何年も、このCPIの数字を見つめてきたけど、パターンはほとんど変わらない。ヘッドラインはコンセンサスどおりの着地点に収まり、コアは思ったより少し熱め。するとたちまち「次週、FRBは利上げせざるを得ない」とみんなが確信する。

この映画は何度も見てきた。モデルが約束したようには落ち着かないインフレ。地球の反対側で何かが起きて原油が跳ねる。しかも、2%への道はまだ開いていると自分に言い聞かせながら、何カ月も手をこまねいてきた中央銀行。この数字の出方には、ただ何か重さがある。パニックに満ちた重さというより、疲れだ。目標を5年以上も上回った後は、我慢は「先延ばし」に見えてくる。そして先延ばしは、やがて決断へと変わる。

暗号資産の世界では、次のデータリリースがすべてを変えるはずだ、という瞬間を何度も経験してきた。流動性は少し引き締まり、価格はぐらつき、いつもの面々がまた「マクロ」の話を始める。
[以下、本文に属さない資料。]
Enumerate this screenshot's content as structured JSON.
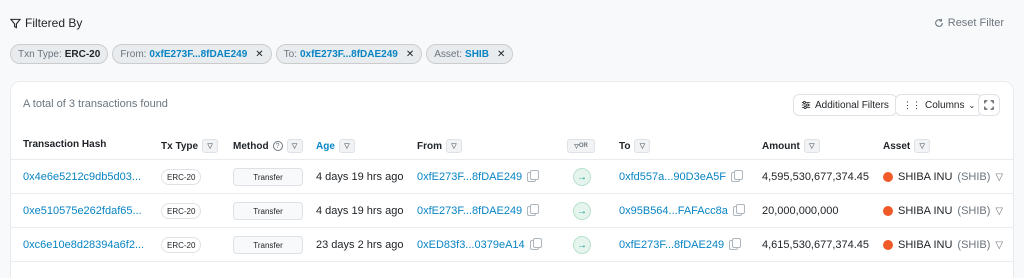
{
  "filter_bar": {
    "title": "Filtered By",
    "reset_label": "Reset Filter"
  },
  "chips": [
    {
      "label": "Txn Type:",
      "value": "ERC-20",
      "link": false,
      "closable": false
    },
    {
      "label": "From:",
      "value": "0xfE273F...8fDAE249",
      "link": true,
      "closable": true
    },
    {
      "label": "To:",
      "value": "0xfE273F...8fDAE249",
      "link": true,
      "closable": true
    },
    {
      "label": "Asset:",
      "value": "SHIB",
      "link": true,
      "closable": true
    }
  ],
  "card": {
    "summary": "A total of 3 transactions found",
    "additional_filters_label": "Additional Filters",
    "columns_label": "Columns"
  },
  "headers": {
    "hash": "Transaction Hash",
    "txtype": "Tx Type",
    "method": "Method",
    "age": "Age",
    "from": "From",
    "or": "OR",
    "to": "To",
    "amount": "Amount",
    "asset": "Asset"
  },
  "rows": [
    {
      "hash": "0x4e6e5212c9db5d03...",
      "txtype": "ERC-20",
      "method": "Transfer",
      "age": "4 days 19 hrs ago",
      "from": "0xfE273F...8fDAE249",
      "to": "0xfd557a...90D3eA5F",
      "amount": "4,595,530,677,374.45",
      "asset_name": "SHIBA INU",
      "asset_symbol": "(SHIB)"
    },
    {
      "hash": "0xe510575e262fdaf65...",
      "txtype": "ERC-20",
      "method": "Transfer",
      "age": "4 days 19 hrs ago",
      "from": "0xfE273F...8fDAE249",
      "to": "0x95B564...FAFAcc8a",
      "amount": "20,000,000,000",
      "asset_name": "SHIBA INU",
      "asset_symbol": "(SHIB)"
    },
    {
      "hash": "0xc6e10e8d28394a6f2...",
      "txtype": "ERC-20",
      "method": "Transfer",
      "age": "23 days 2 hrs ago",
      "from": "0xED83f3...0379eA14",
      "to": "0xfE273F...8fDAE249",
      "amount": "4,615,530,677,374.45",
      "asset_name": "SHIBA INU",
      "asset_symbol": "(SHIB)"
    }
  ]
}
とはいえ大半のとき、根本の問題はまったく同じままだ――壊れたインセンティブ、お金が安いときにしか成立しないプロジェクト、現実を追い越していくナラティブ。0.25%の動きでそれらが直るとは思えない。せいぜい資本コストの「正直さ」が少し増すだけだ。

それでも、数字がこちらの思い通りにいかないと、気分がどれだけ速く切り替わり得るかを、いつも目にする。来週のことを、いつもと同じように見ていくよ。答えがすっきり出ることなんて期待せずに。